I find it funny that you pick DLH to stop him in the same round hagler did. It's just like in the Jones-Hagler mythical matchups, people pick Jones by SD......the exact same type of decision leonard got.
De La Hoya could outhustle a Good Middleweight with good to average power. But against a Middleweight who hits like a heavyweight? Mugabi by Mid fight Stoppage.
Any links displaying mugabis power? Ive only seen his fights with hagler ,thomas and norris,in which he lost....Thanks.

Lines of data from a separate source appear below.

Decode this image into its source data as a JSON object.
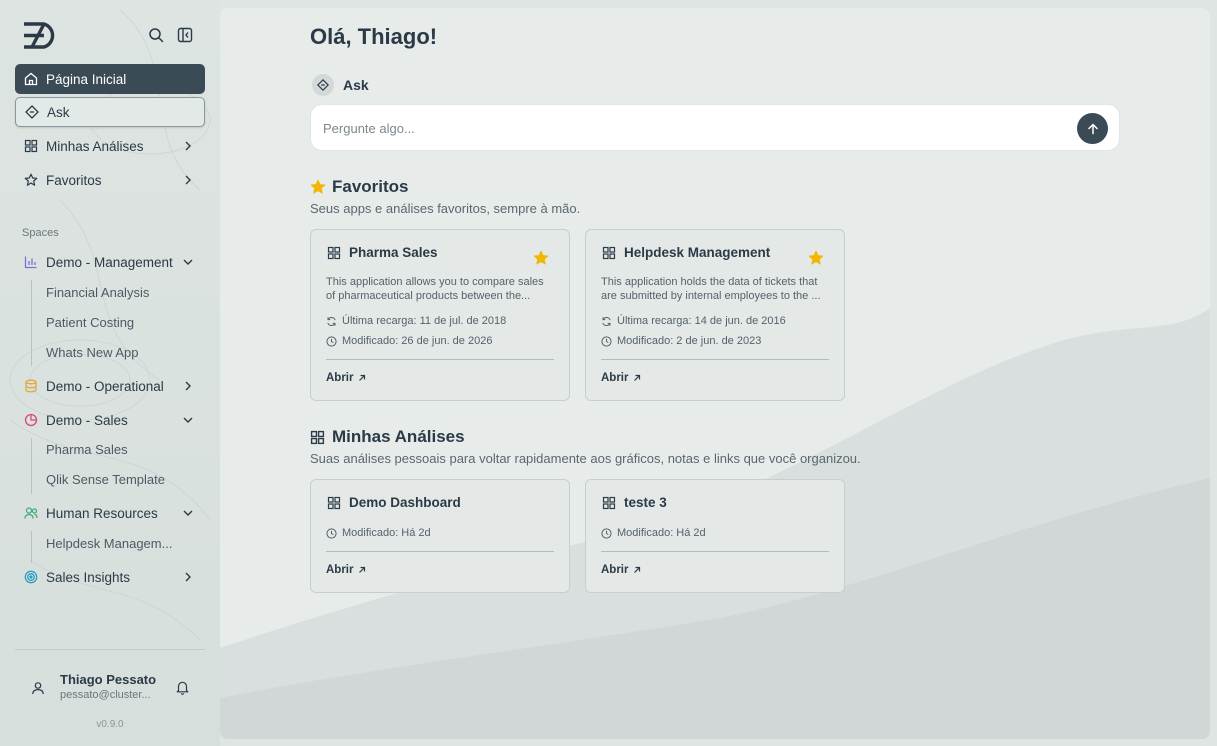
{
  "sidebar": {
    "nav": {
      "home": "Página Inicial",
      "ask": "Ask",
      "analyses": "Minhas Análises",
      "favorites": "Favoritos"
    },
    "spaces_label": "Spaces",
    "spaces": {
      "management": {
        "label": "Demo - Management",
        "children": [
          "Financial Analysis",
          "Patient Costing",
          "Whats New App"
        ]
      },
      "operational": {
        "label": "Demo - Operational"
      },
      "sales": {
        "label": "Demo - Sales",
        "children": [
          "Pharma Sales",
          "Qlik Sense Template"
        ]
      },
      "hr": {
        "label": "Human Resources",
        "children": [
          "Helpdesk Managem..."
        ]
      },
      "insights": {
        "label": "Sales Insights"
      }
    },
    "user": {
      "name": "Thiago Pessato",
      "email": "pessato@cluster..."
    },
    "version": "v0.9.0",
    "icons": [
      "logo",
      "search-icon",
      "collapse-sidebar-icon",
      "home-icon",
      "ask-icon",
      "grid-icon",
      "star-icon",
      "bar-chart-icon",
      "database-icon",
      "pie-chart-icon",
      "users-icon",
      "target-icon",
      "user-icon",
      "bell-icon"
    ]
  },
  "main": {
    "greeting": "Olá, Thiago!",
    "ask": {
      "label": "Ask",
      "placeholder": "Pergunte algo..."
    },
    "favorites": {
      "title": "Favoritos",
      "subtitle": "Seus apps e análises favoritos, sempre à mão.",
      "cards": [
        {
          "title": "Pharma Sales",
          "desc_1": "This application allows you to compare sales",
          "desc_2": "of pharmaceutical products between the...",
          "reload": "Última recarga: 11 de jul. de 2018",
          "modified": "Modificado: 26 de jun. de 2026",
          "open": "Abrir"
        },
        {
          "title": "Helpdesk Management",
          "desc_1": "This application holds the data of tickets that",
          "desc_2": "are submitted by internal employees to the ...",
          "reload": "Última recarga: 14 de jun. de 2016",
          "modified": "Modificado: 2 de jun. de 2023",
          "open": "Abrir"
        }
      ]
    },
    "analyses": {
      "title": "Minhas Análises",
      "subtitle": "Suas análises pessoais para voltar rapidamente aos gráficos, notas e links que você organizou.",
      "cards": [
        {
          "title": "Demo Dashboard",
          "modified": "Modificado: Há 2d",
          "open": "Abrir"
        },
        {
          "title": "teste 3",
          "modified": "Modificado: Há 2d",
          "open": "Abrir"
        }
      ]
    }
  },
  "colors": {
    "primary": "#3a4b56",
    "star": "#f2b705",
    "management": "#7b6fd6",
    "operational": "#e2a93b",
    "sales": "#d9477e",
    "hr": "#3fae7a",
    "insights": "#2b9ec4"
  }
}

DLH UD I think, Mugabi would be the biggest he faced alongside Hopkins, but he thrives on come forward brawlers usually with his shorter quicker punches and his movement. Similar to the Vargas fight but maybe no KO
DLH was just a decent fighter at 154 and above. Nowhere near the legs, boxing skill, elusiveness or power to avoid taking too many punches against the beast. The Mugabi that fought Hagler would land massive shots on that static head and eventually obliterate him.He'd walk though everything Oscar throws and the beast knew how to set traps, which would work well against a physically unimpressive blown up junior Welter sized fighter that can't out-range or punch him out. Post Hagler was a ruined faded fighter-who had never had much dedication anyway- so yeah, oscar could do a Mosley II against him and box to a dull safety first decision win.
I don't know where this idea of Oscar as some sort of master boxer at these weights comes from. I'd be worried about middleweight technicians the calibre of Griffith, Archer, benvenuti, Kalambay etc against a massive puncher that throws unpredictable punches like the beast.....i wouldn't pick him to beat them, but i'd have my doubts because they lack real consistent heavy-handedness and would have to go plenty of rounds being very sharp.Even Hopkins, who hits harder than those guys and is a huge middle, would need to play it safe. Oscar? He's not remotely in that class here, physically or technically.I have my doubts he would even have clearly defeated Vargas had he fought him pre-Tito.